We have all joined troubleshooting calls only to sit unneeded as the problem was worked to a solution by SME’s for other components. That’s always possible. It’s up to whoever performs the triage and initial information gathering to determine who should be engaged. If the problem is impacting important business functions, error on the side of caution. Now is the time to start keeping a timeline of the troubleshooting steps.

Gather and share detailed information from the IT systems

Change data for the impacted systems. Recent upgrades, patches, configuration changes, etc
Recent incident records related to the impacted systems or impacted user
Log data that corresponds to the time frame of the problem. Easier said then done I know. Use the repeatable scenario to create new error log entries, hopefully
Other data as the SME’s recommend

Determine and evaluate the possible solutions to the most likely causes

This is the creative part. The more potential solutions the more likely is success. Experienced judgement is required to determine how long to spend on this step.

Suggested rules for the discussion:

Everyone needs to be able to say what they think
Listen to all ideas
Shared ideas belongs to the team, who discusses them until they can either prove them to be valid or reject them
Establish a set of actionable decisions for what to do, by whom, and by when
Discuss negative impacts to the solutions
Discuss how to back out the solutions

Nothing new here. These meeting rules were made popular by Toyota.

All solutions are not created equal. For example, restoring service might be accomplished by restoring a server or application from a last known good recovery point. But that solution could cause loss of data that might create unacceptable damage to the business. Some solutions take longer than others. If restoring service is critical the team should consider short term actions to restore service even if it means the problem is likely to reoccur. A site to site VPN fails. The SME knows how to immediately rebuild the tunnel and that it will stay up for 8hrs and then it will drop again. The service is critical now to some on going activity, so the plan could be to (1) restore service now, (2) automate the tunnel rebuild actions, (3) perform detailed investigations to determine root cause and solution outside of the time constraints of a critical response. Preventing problem recurrence may be secondary to timely restoration of service.

This part of the process may require input from business stakeholders. Don’t be shy about asking for this.

Implement the first preferred solution in the action plan

Rubber meet road. A repeatable scenario required for this step.

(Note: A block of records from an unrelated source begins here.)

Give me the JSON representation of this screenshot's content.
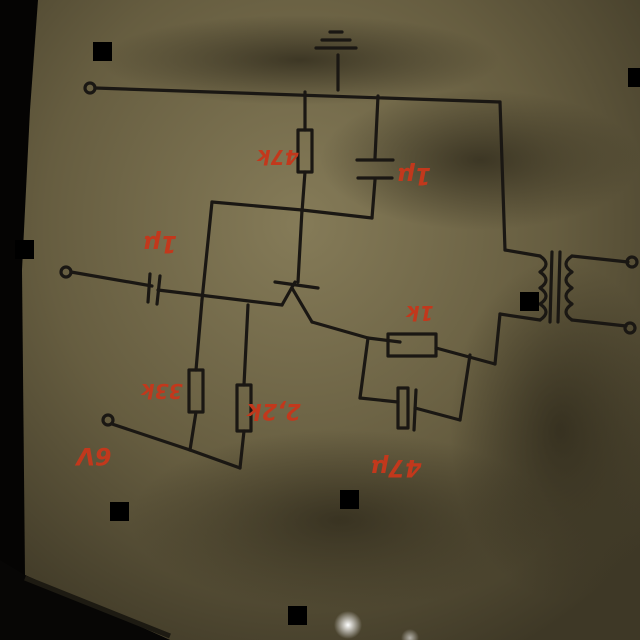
{
  "labels": {
    "r1": "47k",
    "c1": "1µ",
    "c2": "1µ",
    "r2": "33k",
    "r3": "2,2k",
    "r4": "1k",
    "c3": "47µ",
    "supply": "6V"
  },
  "colors": {
    "paper": "#6e6545",
    "paper_shadow": "#3a3423",
    "ink": "#1a1713",
    "red_ink": "#c2381c",
    "backdrop": "#050403"
  }
}
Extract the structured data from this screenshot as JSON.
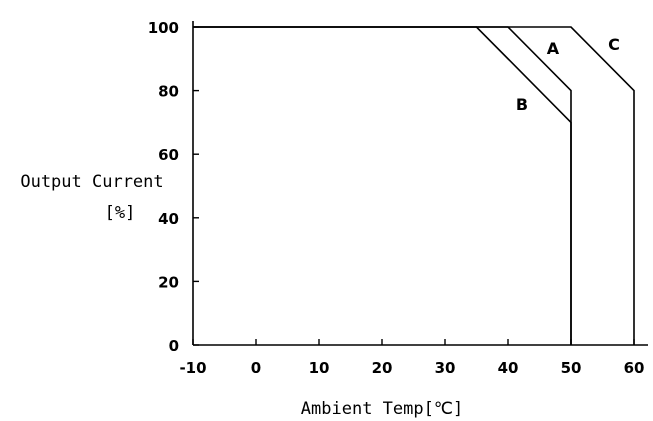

Keep up the timeline documentation
Verify that the problem has been corrected
If the problem persists determine if the corrective action should be backed out
Implement the next preferred solution in the plan if needed

Repeat as needed

Failure is not an option.

Celebrate Success

This last bit isn’t strictly part of the troubleshooting activity but is important. Acknowledging resolution of a problem should be as formal or informal as appropriate.